Biura podróży będą musiały się składać na nowy fundusz gwarancyjny – zakłada ustawa, nad którą pracuje rząd. W założeniu ma to zwiększyć bezpieczeństwo turystów. Ale efekt będzie taki, że po zmianie przepisów za zagraniczne wycieczki zapłacimy więcej.
Projekt nowelizacji ustawy o usługach turystycznych zakłada powołanie Turystycznego Funduszu Gwarancyjnego, na który będą się składały biura podróży. Te pieniądze mają być uruchamiane w przypadku bankructwa biur. Jeśli któreś z nich upadnie, a środków z ubezpieczenia nie wystarczy, by ściągnąć turystów do kraju i oddać wpłacone zaliczki, to wtedy będzie można sięgnąć po rezerwy z Turystycznego Funduszu Gwarancyjnego.
Po co więcej zabezpieczeń?
- Takie dodatkowe zabezpieczenia w ogóle nie są potrzebne - uważa Krzysztof Piątek, prezes Neckermann Polska i szef Polskiego Związku Organizatorów Turystyki. - Od czasu, gdy w 2013 r. zaczęły obowiązywać zaostrzone przepisy dotyczące gwarancji biur podróży, nie było żadnego przypadku, żeby tych gwarancji nie starczyło na zorganizowanie powrotu turystów do kraju i na zwrot wpłaconych zaliczek - dodaje.
Ostrzejsze wymagania dotyczące zabezpieczeń biur podróży weszły w życie po tym, jak w lecie 2012 r. przez branżę przeszła prawdziwa lawina bankructw. Upadłe biura nie zawsze miały ubezpieczenie, które pozwoliłoby opłacić powrót turystów do kraju. Dotyczyło to tysięcy urlopowiczów - dla części z nich wymarzone wakacje skończyły się wyrzuceniem z hotelu i koczowaniem na lotnisku. Brakujące pieniądze musiały wyłożyć samorządy. Po tym przepisy zmieniono tak, by biura podróży musiały dysponować wyższymi zabezpieczeniami, a lawina upadłości oczyściła rynek z nierzetelnych firm. Jednak - choć z podobną falą upadłości biur jak w 2012 r. już nie mieliśmy do czynienia - pomysł utworzenia Turystycznego Funduszu Gwarancyjnego pojawiał się regularnie. W końcu zmaterializował się w projekcie ustawy, który we wtorek ma przyjąć rząd.
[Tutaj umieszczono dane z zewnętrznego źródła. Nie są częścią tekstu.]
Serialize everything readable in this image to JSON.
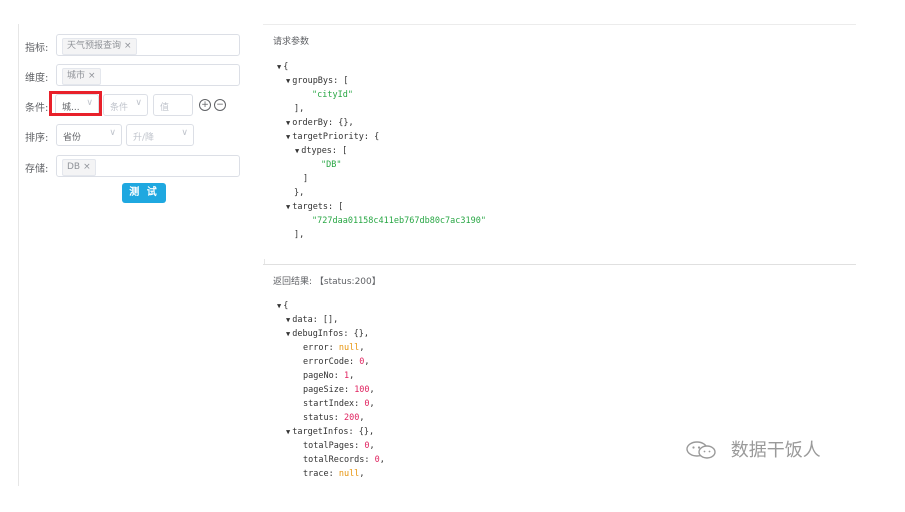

Według ministerstwa sportu i turystyki, w którym powstał projekt, sytuacja polityczna w krajach, do których Polacy najczęściej jeżdżą na wakacje - czyli m.in. w Egipcie, Turcji czy Tunezji - komplikuje się, co może skutkować problemami z płynnością finansową biur. Dlatego powołanie dodatkowego funduszu, działającego obok systemu obowiązkowych gwarancji, ma dodatkowo zabezpieczyć interesy turystów, by nie znaleźli się w sytuacji, gdy nie mają jak wrócić do kraju.
Wycieczki będą droższe
Jak ma działać nowy fundusz? Będą do niego wpływać składki, które biura podróży będą odprowadzać od każdej zawartej umowy. Szacuje się, że wyniosą one około kilkunastu złotych od jednego klienta. Rząd szacuje, że do funduszu będzie wpływać około 30 milionów złotych rocznie. Jeżeli biuro podróży będzie się spóźniać ze składkami, to będą naliczane odsetki.
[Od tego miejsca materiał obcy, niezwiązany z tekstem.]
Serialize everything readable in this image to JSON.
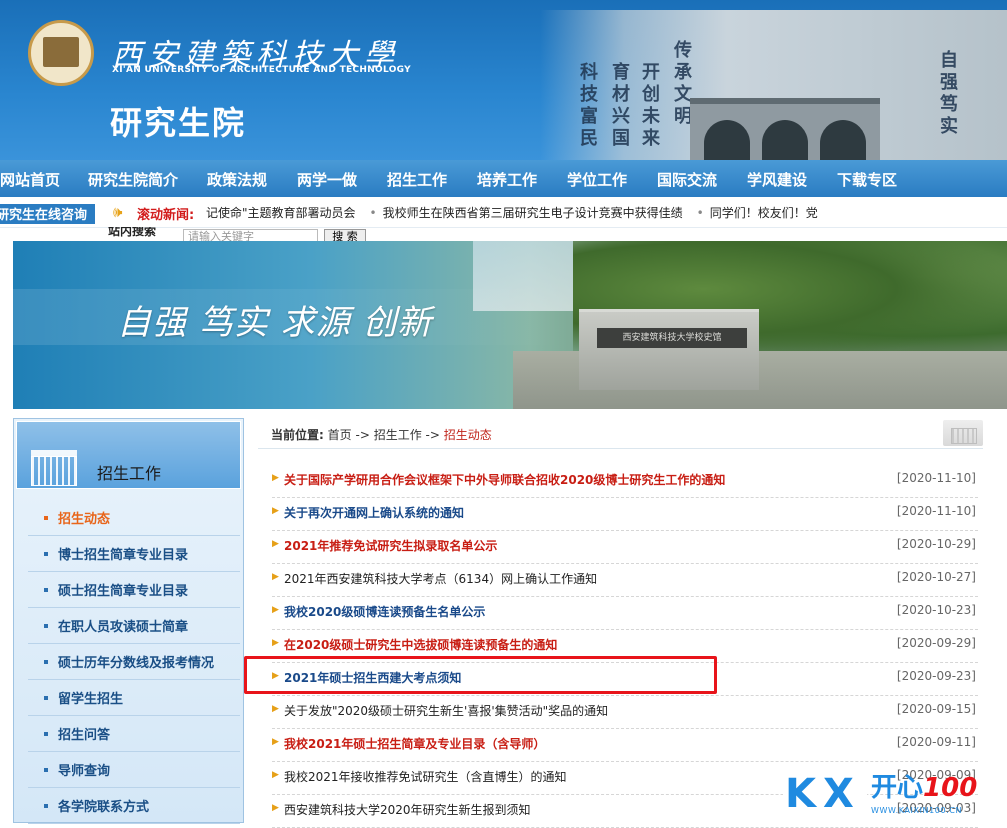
{
  "header": {
    "university_cn": "西安建築科技大學",
    "university_en": "XI'AN UNIVERSITY OF ARCHITECTURE AND TECHNOLOGY",
    "section_title": "研究生院",
    "calligraphy": [
      "自",
      "强",
      "笃",
      "实",
      "传",
      "承",
      "文",
      "明",
      "开",
      "创",
      "未",
      "来",
      "育",
      "材",
      "兴",
      "国",
      "科",
      "技",
      "富",
      "民"
    ]
  },
  "nav": {
    "items": [
      "网站首页",
      "研究生院简介",
      "政策法规",
      "两学一做",
      "招生工作",
      "培养工作",
      "学位工作",
      "国际交流",
      "学风建设",
      "下载专区"
    ]
  },
  "ticker": {
    "left_label": "研究生在线咨询",
    "scroll_label": "滚动新闻:",
    "items": [
      "记使命\"主题教育部署动员会",
      "我校师生在陕西省第三届研究生电子设计竞赛中获得佳绩",
      "同学们！校友们！党"
    ]
  },
  "search": {
    "label": "站内搜索",
    "placeholder": "请输入关键字",
    "button": "搜 索"
  },
  "banner": {
    "motto": "自强  笃实  求源  创新",
    "plaque": "西安建筑科技大学校史馆"
  },
  "sidebar": {
    "title": "招生工作",
    "items": [
      {
        "label": "招生动态",
        "active": true
      },
      {
        "label": "博士招生简章专业目录",
        "active": false
      },
      {
        "label": "硕士招生简章专业目录",
        "active": false
      },
      {
        "label": "在职人员攻读硕士简章",
        "active": false
      },
      {
        "label": "硕士历年分数线及报考情况",
        "active": false
      },
      {
        "label": "留学生招生",
        "active": false
      },
      {
        "label": "招生问答",
        "active": false
      },
      {
        "label": "导师查询",
        "active": false
      },
      {
        "label": "各学院联系方式",
        "active": false
      }
    ]
  },
  "breadcrumb": {
    "label": "当前位置:",
    "home": "首页",
    "sep": "->",
    "section": "招生工作",
    "current": "招生动态"
  },
  "news": [
    {
      "title": "关于国际产学研用合作会议框架下中外导师联合招收2020级博士研究生工作的通知",
      "date": "[2020-11-10]",
      "style": "red"
    },
    {
      "title": "关于再次开通网上确认系统的通知",
      "date": "[2020-11-10]",
      "style": "blue"
    },
    {
      "title": "2021年推荐免试研究生拟录取名单公示",
      "date": "[2020-10-29]",
      "style": "red"
    },
    {
      "title": "2021年西安建筑科技大学考点（6134）网上确认工作通知",
      "date": "[2020-10-27]",
      "style": "black"
    },
    {
      "title": "我校2020级硕博连读预备生名单公示",
      "date": "[2020-10-23]",
      "style": "blue"
    },
    {
      "title": "在2020级硕士研究生中选拔硕博连读预备生的通知",
      "date": "[2020-09-29]",
      "style": "red"
    },
    {
      "title": "2021年硕士招生西建大考点须知",
      "date": "[2020-09-23]",
      "style": "blue"
    },
    {
      "title": "关于发放\"2020级硕士研究生新生'喜报'集赞活动\"奖品的通知",
      "date": "[2020-09-15]",
      "style": "black"
    },
    {
      "title": "我校2021年硕士招生简章及专业目录（含导师）",
      "date": "[2020-09-11]",
      "style": "red"
    },
    {
      "title": "我校2021年接收推荐免试研究生（含直博生）的通知",
      "date": "[2020-09-09]",
      "style": "black"
    },
    {
      "title": "西安建筑科技大学2020年研究生新生报到须知",
      "date": "[2020-09-03]",
      "style": "black"
    }
  ],
  "watermark": {
    "brand_text": "开心",
    "brand_num": "100",
    "url": "WWW.KAIXIN100.CN"
  },
  "colors": {
    "header_blue": "#1a6fb8",
    "nav_blue": "#2a7cc2",
    "accent_red": "#c81e14",
    "accent_orange": "#e8651a",
    "link_blue": "#1a4a8a",
    "highlight_red": "#e8141a"
  }
}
- To nic innego, jak kolejna forma opodatkowania klientów biur podróży - uważa Krzysztof Piątek. - Niezależnie od tego, jakiej wielkości będzie to obciążenie, to na pewno znajdzie odzwierciedlenie w cenach wycieczek - przewiduje. Zaznacza, że choć z perspektywy klienta nie będą to duże pieniądze, to właściwie niemal cały koszt zasilania funduszu spadnie na kilka firm. - Około 90 proc. obrotów branży generuje dziesiątka największych i najbardziej stabilnych firm - zauważa.
Według prezesa Polskiego Związku Organizatorów Turystyki, z projektem ustawy wiąże się sporo znaków zapytania. - Najważniejsze pytanie brzmi: po co? Skoro gwarancje ubezpieczeniowe, których się wymaga od biur podróży, wystarczają na opłacenie powrotu klientów z wakacji i na zwrot zaliczek, to po co powoływać dodatkowy fundusz? A po drugie, co się będzie działo z tymi pieniędzmi z funduszu, jeśli nie będzie potrzeby wydawania ich na powrót turystów? Na to pytanie projekt nie odpowiada - mówi ekspert.
Rzeczywiście, jak zakładają autorzy projektu, przez dziesięć lat do funduszu trafi niemal 300 mln zł. Koszty obsługi są szacowane na około 2,5 mln zł rocznie.